It is no secret that India is targeted by many external forces, hell-bent on conquests of many kinds. Islamists want to wreck the last pagan civilization, Christian missionaries want to harvest souls, Marxists want to use India as a canvas to run an economic experiment that has worked nowhere else in the world, and the Western powers see India as a market for their digital and physical products.
While India looks to become atmanirbhar in matters of the economy, standing up to some of these forces will require the country to play ‘offence’ rather than only deploy ‘defensive’ strategies. One area where Indians have been on the defensive is regarding the International Church and its efforts to convert, especially amongst the poor. The mechanisms suggested are usually defensive in nature, e.g. anti-conversion laws or perhaps shutting down of NGOs but what’s needed is to get these Abrahamic forces to start defending their own position. There are three key areas that are ripe for public and government pressure.
The Church in India is the largest non-agricultural landowner including prime real estate in many cities. The land was given by the British on leases that are no longer valid since the Indian Churches Act of 1927 was repealed post Independence. The Government of India wrote to states in 1965 confirming that ‘the ownership of all Church properties under the repealed act is now with the Government of India’. The Modi government has shown itself more than capable of taking tough decisions and the auctioning of this land for development purposes will have many winners.
Another issue around Church control of land has to do with graveyards. While this is more of a challenge with kabristans due to the much larger Muslim population, the same challenge is faced with Catholic churches taking up ever-growing space for graveyards. There are several measures that can be taken to encourage cremation or introduce better practices related to managing burial lands in order to avoid continued expansion of burial grounds which offer no productive return for the public. While controversial in the Indian context, a societal shift towards cremation has already started in the Western world, e.g. US, Europe, and Australia. Most of these modern Christian countries now have more than 50% of their dead being cremated versus being buried. There is no reason why the archaic practice of burying the dead forever needs to be maintained as a standard process.
Child and Sexual Abuse
While barely covered in the Indian media, the Church worldwide has been rocked by an unending set of sexual abuse crimes. These crimes are not limited to specific geography, as thousands of verified abusers (mostly priests) and victims (mostly minors, the majority of whom are boys) have emerged all over the world, including developed and developing countries. There is also a pattern of systemic cover-up by Church officials, going all the way up to the Vatican.

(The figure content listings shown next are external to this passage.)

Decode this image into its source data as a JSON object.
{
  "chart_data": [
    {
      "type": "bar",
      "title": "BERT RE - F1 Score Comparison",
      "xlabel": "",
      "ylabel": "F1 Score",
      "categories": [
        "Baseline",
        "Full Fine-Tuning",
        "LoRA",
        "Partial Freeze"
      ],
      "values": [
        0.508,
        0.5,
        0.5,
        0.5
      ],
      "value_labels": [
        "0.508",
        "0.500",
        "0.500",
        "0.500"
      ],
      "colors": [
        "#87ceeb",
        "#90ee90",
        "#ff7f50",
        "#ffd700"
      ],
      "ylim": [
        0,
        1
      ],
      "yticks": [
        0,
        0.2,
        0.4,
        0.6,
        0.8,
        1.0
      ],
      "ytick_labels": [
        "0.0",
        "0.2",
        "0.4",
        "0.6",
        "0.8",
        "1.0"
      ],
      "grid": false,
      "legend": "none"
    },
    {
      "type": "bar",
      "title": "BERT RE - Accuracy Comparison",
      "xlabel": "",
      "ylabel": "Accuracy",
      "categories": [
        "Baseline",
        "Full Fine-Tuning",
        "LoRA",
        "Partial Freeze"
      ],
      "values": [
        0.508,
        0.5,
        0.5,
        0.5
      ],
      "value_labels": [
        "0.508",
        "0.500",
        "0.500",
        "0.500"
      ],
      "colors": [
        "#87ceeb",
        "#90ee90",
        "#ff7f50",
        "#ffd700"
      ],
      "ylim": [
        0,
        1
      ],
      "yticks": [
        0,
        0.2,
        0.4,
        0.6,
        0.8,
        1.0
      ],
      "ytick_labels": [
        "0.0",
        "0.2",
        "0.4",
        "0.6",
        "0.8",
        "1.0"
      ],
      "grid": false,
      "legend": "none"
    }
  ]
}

Given the power of the Church in India, the only recent case that’s in the public sphere is of Bishop Franco Mulakkal, who’s accused of raping a nun multiple times over the course of several years. The nun and her supporters have faced extreme pressure from Church officials and have been ostracized from the community. There are also additional cases that have come to light including one a few years ago where the Church forced an underage rape victim’s father to falsely confess to the rape in order to protect the priest who did the crime. Given the widespread nature of the issue – it is estimated that roughly 5% of Church priests worldwide are sex offenders – there are many children and women who have been abused and many more in harm’s way as we speak. A wide-ranging investigation by Indian authorities is in order.
The third and last issue is one that is seen as a positive aspect of the Church but in reality, does innumerable harm to children and the Dharmic psyche. Given the poor standards of Government schools, many parents opt for Convent schools due to their reputation as providers of a ‘good education’. Unfortunately, along with the education, children are subtly indoctrinated to disapprove of their Dharmic identity, e.g. no teeka. mehndi or Hindu religious symbols allowed in school, while the schools’ staff continues to shower positive messages about Catholicism.

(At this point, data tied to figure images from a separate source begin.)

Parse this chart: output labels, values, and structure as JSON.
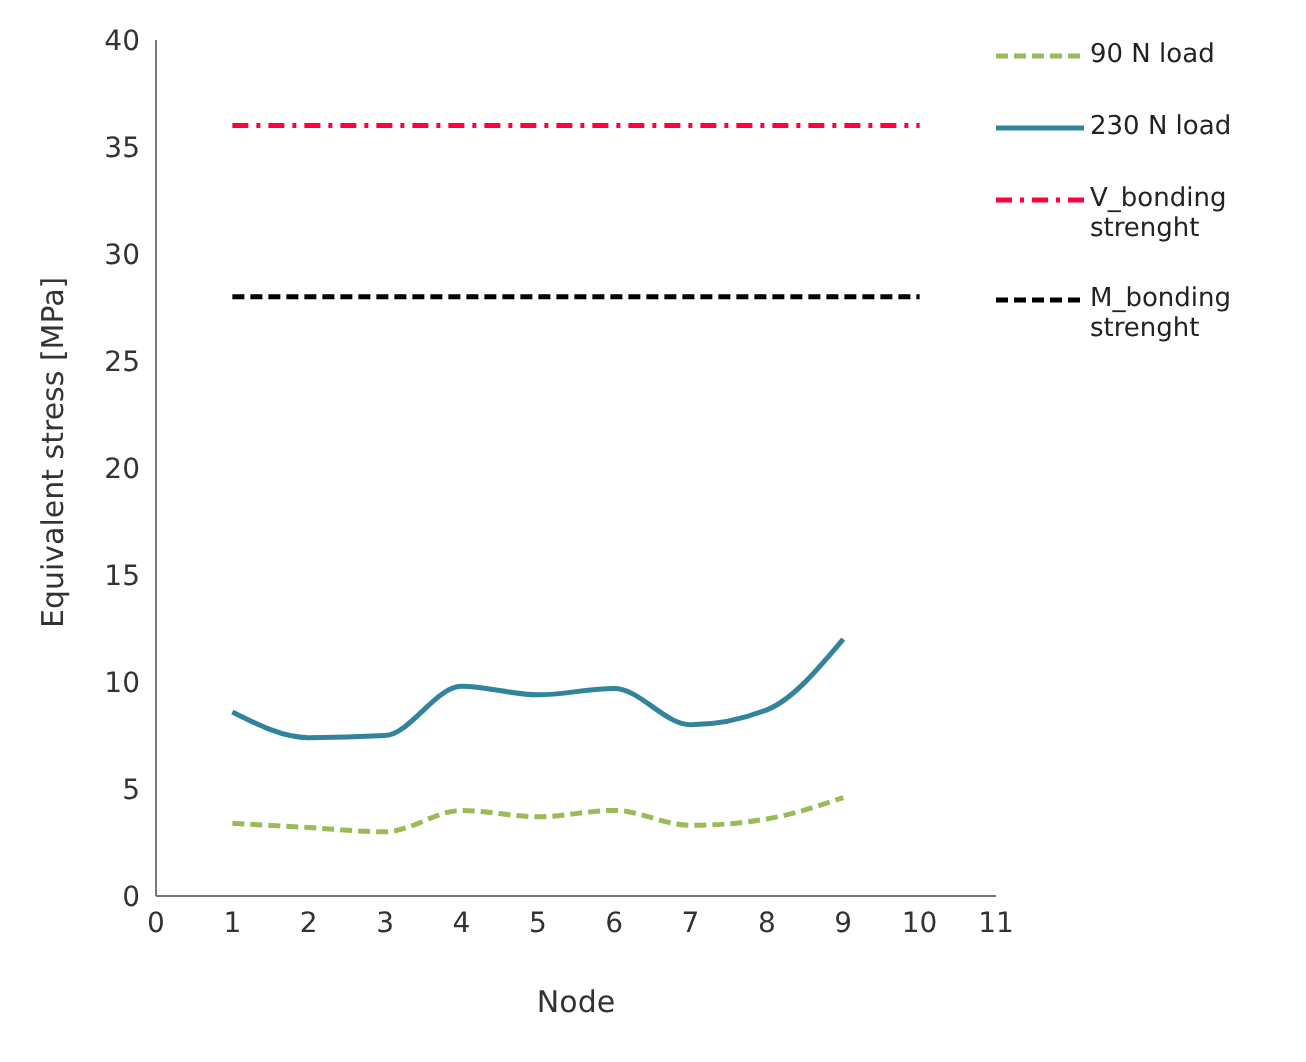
{
  "chart_data": {
    "type": "line",
    "xlabel": "Node",
    "ylabel": "Equivalent stress [MPa]",
    "xlim": [
      0,
      11
    ],
    "xticks": [
      0,
      1,
      2,
      3,
      4,
      5,
      6,
      7,
      8,
      9,
      10,
      11
    ],
    "ylim": [
      0,
      40
    ],
    "yticks": [
      0,
      5,
      10,
      15,
      20,
      25,
      30,
      35,
      40
    ],
    "grid": false,
    "legend": "right",
    "marker": "none",
    "series": [
      {
        "name": "90 N load",
        "color": "#9bbb59",
        "line_style": "dashed",
        "x": [
          1,
          2,
          3,
          4,
          5,
          6,
          7,
          8,
          9
        ],
        "values": [
          3.4,
          3.2,
          3.0,
          4.0,
          3.7,
          4.0,
          3.3,
          3.6,
          4.6
        ]
      },
      {
        "name": "230 N load",
        "color": "#31849b",
        "line_style": "solid",
        "x": [
          1,
          2,
          3,
          4,
          5,
          6,
          7,
          8,
          9
        ],
        "values": [
          8.6,
          7.4,
          7.5,
          9.8,
          9.4,
          9.7,
          8.0,
          8.7,
          12.0
        ]
      },
      {
        "name": "V_bonding strenght",
        "color": "#ff0040",
        "line_style": "dashdot",
        "x": [
          1,
          10
        ],
        "values": [
          36,
          36
        ]
      },
      {
        "name": "M_bonding strenght",
        "color": "#000000",
        "line_style": "dashed",
        "x": [
          1,
          10
        ],
        "values": [
          28,
          28
        ]
      }
    ]
  }
}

This passive brainwashing during a child’s formative years has traditionally been offset by strong community and family links to Hinduism, but those are under continued threats as the state punishes Hindu traditions e.g. fireworks during Diwali, and the family unit becomes atomized into nuclear households. To make it worse, these nuclear households are headed not by elders but by overworked and overstressed working parents. The convent school brainwashing leads to many Hindus growing up with a minimum or without a sense of pride in the Hindu Dharma and at worst, spouting atheistic or Catholic leaning ideologies.

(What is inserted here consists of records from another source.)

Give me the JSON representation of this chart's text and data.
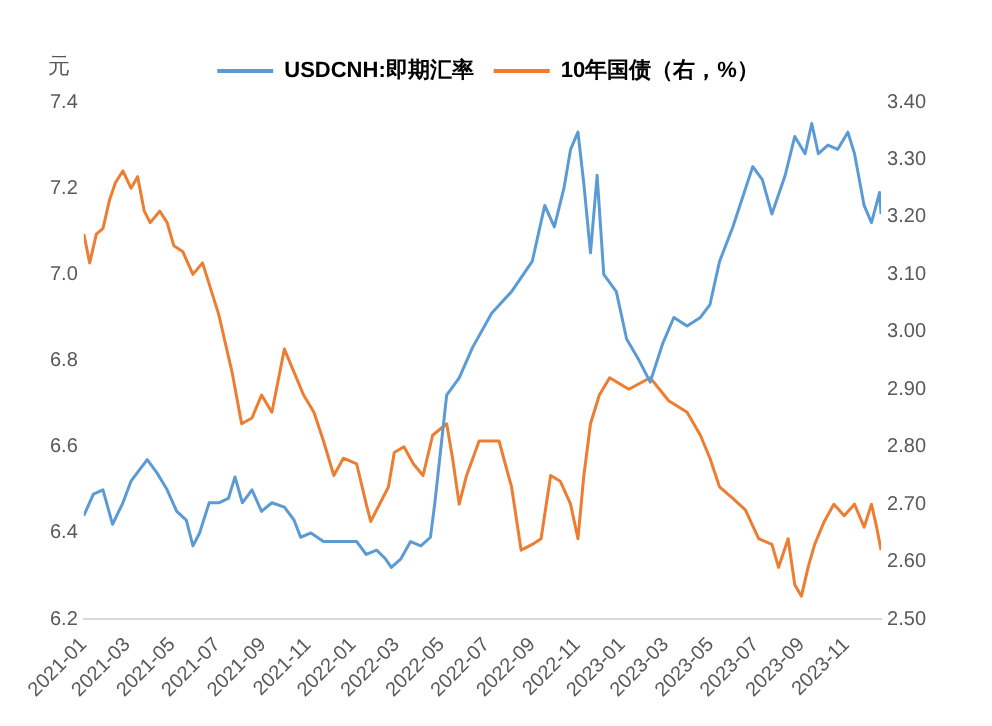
{
  "chart_data": {
    "type": "line",
    "ylabel": "元",
    "legend": "top",
    "marker": "none",
    "line_style": "solid",
    "grid": false,
    "xlim": [
      "2021-01-01",
      "2023-12-18"
    ],
    "xticks": [
      "2021-01",
      "2021-03",
      "2021-05",
      "2021-07",
      "2021-09",
      "2021-11",
      "2022-01",
      "2022-03",
      "2022-05",
      "2022-07",
      "2022-09",
      "2022-11",
      "2023-01",
      "2023-03",
      "2023-05",
      "2023-07",
      "2023-09",
      "2023-11"
    ],
    "ylim": [
      6.2,
      7.4
    ],
    "yticks": [
      6.2,
      6.4,
      6.6,
      6.8,
      {
        "value": 7,
        "label": "7.0"
      },
      7.2,
      7.4
    ],
    "y2lim": [
      2.5,
      3.4
    ],
    "y2ticks": [
      {
        "value": 2.5,
        "label": "2.50"
      },
      {
        "value": 2.6,
        "label": "2.60"
      },
      {
        "value": 2.7,
        "label": "2.70"
      },
      {
        "value": 2.8,
        "label": "2.80"
      },
      {
        "value": 2.9,
        "label": "2.90"
      },
      {
        "value": 3,
        "label": "3.00"
      },
      {
        "value": 3.1,
        "label": "3.10"
      },
      {
        "value": 3.2,
        "label": "3.20"
      },
      {
        "value": 3.3,
        "label": "3.30"
      },
      {
        "value": 3.4,
        "label": "3.40"
      }
    ],
    "series": [
      {
        "name": "USDCNH:即期汇率",
        "color": "#5b9bd5",
        "x": [
          "2021-01-01",
          "2021-01-14",
          "2021-01-27",
          "2021-02-09",
          "2021-02-23",
          "2021-03-06",
          "2021-03-19",
          "2021-03-28",
          "2021-04-10",
          "2021-04-24",
          "2021-05-07",
          "2021-05-20",
          "2021-05-29",
          "2021-06-07",
          "2021-06-20",
          "2021-07-03",
          "2021-07-16",
          "2021-07-25",
          "2021-08-04",
          "2021-08-17",
          "2021-08-30",
          "2021-09-13",
          "2021-09-30",
          "2021-10-13",
          "2021-10-22",
          "2021-11-05",
          "2021-11-22",
          "2021-12-06",
          "2021-12-19",
          "2022-01-06",
          "2022-01-19",
          "2022-02-02",
          "2022-02-14",
          "2022-02-22",
          "2022-03-07",
          "2022-03-20",
          "2022-04-03",
          "2022-04-16",
          "2022-04-22",
          "2022-05-08",
          "2022-05-25",
          "2022-06-12",
          "2022-07-08",
          "2022-08-04",
          "2022-09-01",
          "2022-09-18",
          "2022-10-01",
          "2022-10-14",
          "2022-10-23",
          "2022-11-02",
          "2022-11-10",
          "2022-11-19",
          "2022-11-28",
          "2022-12-07",
          "2022-12-24",
          "2023-01-07",
          "2023-01-24",
          "2023-02-08",
          "2023-02-25",
          "2023-03-12",
          "2023-03-30",
          "2023-04-17",
          "2023-04-30",
          "2023-05-13",
          "2023-05-31",
          "2023-06-27",
          "2023-07-10",
          "2023-07-23",
          "2023-08-10",
          "2023-08-23",
          "2023-09-06",
          "2023-09-15",
          "2023-09-24",
          "2023-10-07",
          "2023-10-20",
          "2023-11-03",
          "2023-11-12",
          "2023-11-25",
          "2023-12-05",
          "2023-12-16",
          "2023-12-18"
        ],
        "values": [
          6.44,
          6.49,
          6.5,
          6.42,
          6.47,
          6.52,
          6.55,
          6.57,
          6.54,
          6.5,
          6.45,
          6.43,
          6.37,
          6.4,
          6.47,
          6.47,
          6.48,
          6.53,
          6.47,
          6.5,
          6.45,
          6.47,
          6.46,
          6.43,
          6.39,
          6.4,
          6.38,
          6.38,
          6.38,
          6.38,
          6.35,
          6.36,
          6.34,
          6.32,
          6.34,
          6.38,
          6.37,
          6.39,
          6.47,
          6.72,
          6.76,
          6.83,
          6.91,
          6.96,
          7.03,
          7.16,
          7.11,
          7.2,
          7.29,
          7.33,
          7.21,
          7.05,
          7.23,
          7.0,
          6.96,
          6.85,
          6.8,
          6.75,
          6.84,
          6.9,
          6.88,
          6.9,
          6.93,
          7.03,
          7.11,
          7.25,
          7.22,
          7.14,
          7.23,
          7.32,
          7.28,
          7.35,
          7.28,
          7.3,
          7.29,
          7.33,
          7.28,
          7.16,
          7.12,
          7.19,
          7.14
        ]
      },
      {
        "name": "10年国债（右，%）",
        "color": "#ed7d31",
        "axis": "y2",
        "x": [
          "2021-01-01",
          "2021-01-09",
          "2021-01-18",
          "2021-01-27",
          "2021-02-05",
          "2021-02-13",
          "2021-02-23",
          "2021-03-06",
          "2021-03-15",
          "2021-03-24",
          "2021-04-01",
          "2021-04-14",
          "2021-04-24",
          "2021-05-03",
          "2021-05-15",
          "2021-05-29",
          "2021-06-11",
          "2021-07-03",
          "2021-07-21",
          "2021-08-03",
          "2021-08-17",
          "2021-08-30",
          "2021-09-13",
          "2021-09-30",
          "2021-10-13",
          "2021-10-26",
          "2021-11-09",
          "2021-11-22",
          "2021-12-06",
          "2021-12-19",
          "2022-01-06",
          "2022-01-19",
          "2022-01-25",
          "2022-02-06",
          "2022-02-18",
          "2022-02-26",
          "2022-03-11",
          "2022-03-24",
          "2022-04-06",
          "2022-04-19",
          "2022-05-08",
          "2022-05-16",
          "2022-05-25",
          "2022-06-04",
          "2022-06-21",
          "2022-07-18",
          "2022-08-04",
          "2022-08-17",
          "2022-09-01",
          "2022-09-13",
          "2022-09-26",
          "2022-10-09",
          "2022-10-23",
          "2022-11-02",
          "2022-11-10",
          "2022-11-19",
          "2022-12-01",
          "2022-12-15",
          "2023-01-10",
          "2023-02-08",
          "2023-03-05",
          "2023-03-30",
          "2023-04-17",
          "2023-04-30",
          "2023-05-13",
          "2023-05-31",
          "2023-06-17",
          "2023-07-05",
          "2023-07-23",
          "2023-08-01",
          "2023-08-14",
          "2023-08-23",
          "2023-09-01",
          "2023-09-10",
          "2023-09-19",
          "2023-10-02",
          "2023-10-15",
          "2023-10-29",
          "2023-11-12",
          "2023-11-25",
          "2023-12-05",
          "2023-12-12",
          "2023-12-18"
        ],
        "values": [
          3.17,
          3.12,
          3.17,
          3.18,
          3.23,
          3.26,
          3.28,
          3.25,
          3.27,
          3.21,
          3.19,
          3.21,
          3.19,
          3.15,
          3.14,
          3.1,
          3.12,
          3.03,
          2.93,
          2.84,
          2.85,
          2.89,
          2.86,
          2.97,
          2.93,
          2.89,
          2.86,
          2.81,
          2.75,
          2.78,
          2.77,
          2.7,
          2.67,
          2.7,
          2.73,
          2.79,
          2.8,
          2.77,
          2.75,
          2.82,
          2.84,
          2.78,
          2.7,
          2.75,
          2.81,
          2.81,
          2.73,
          2.62,
          2.63,
          2.64,
          2.75,
          2.74,
          2.7,
          2.64,
          2.75,
          2.84,
          2.89,
          2.92,
          2.9,
          2.92,
          2.88,
          2.86,
          2.82,
          2.78,
          2.73,
          2.71,
          2.69,
          2.64,
          2.63,
          2.59,
          2.64,
          2.56,
          2.54,
          2.59,
          2.63,
          2.67,
          2.7,
          2.68,
          2.7,
          2.66,
          2.7,
          2.66,
          2.62
        ]
      }
    ]
  }
}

Fortunately, the post-Covid world will see an acceleration of trends that shall close the gap between a quality education versus what is offered today through the Government school system. Cheap data, quality content in the language of choice delivered through several formats, and affordable devices will be stitched together through online and offline platforms. While high-quality alternatives will take some time to get launched, Hindu organizations need to put societal pressure on the Convent school administrations to at least respect the majority’s sentiments while also educating society about the harms of a Convent education.
The threat of the Global Church is real as the Vatican and others look to make inroads in India and Africa to offset the increased shedding of Christian identity in the US and Europe. Hindus need to attack this threat in a proactive manner.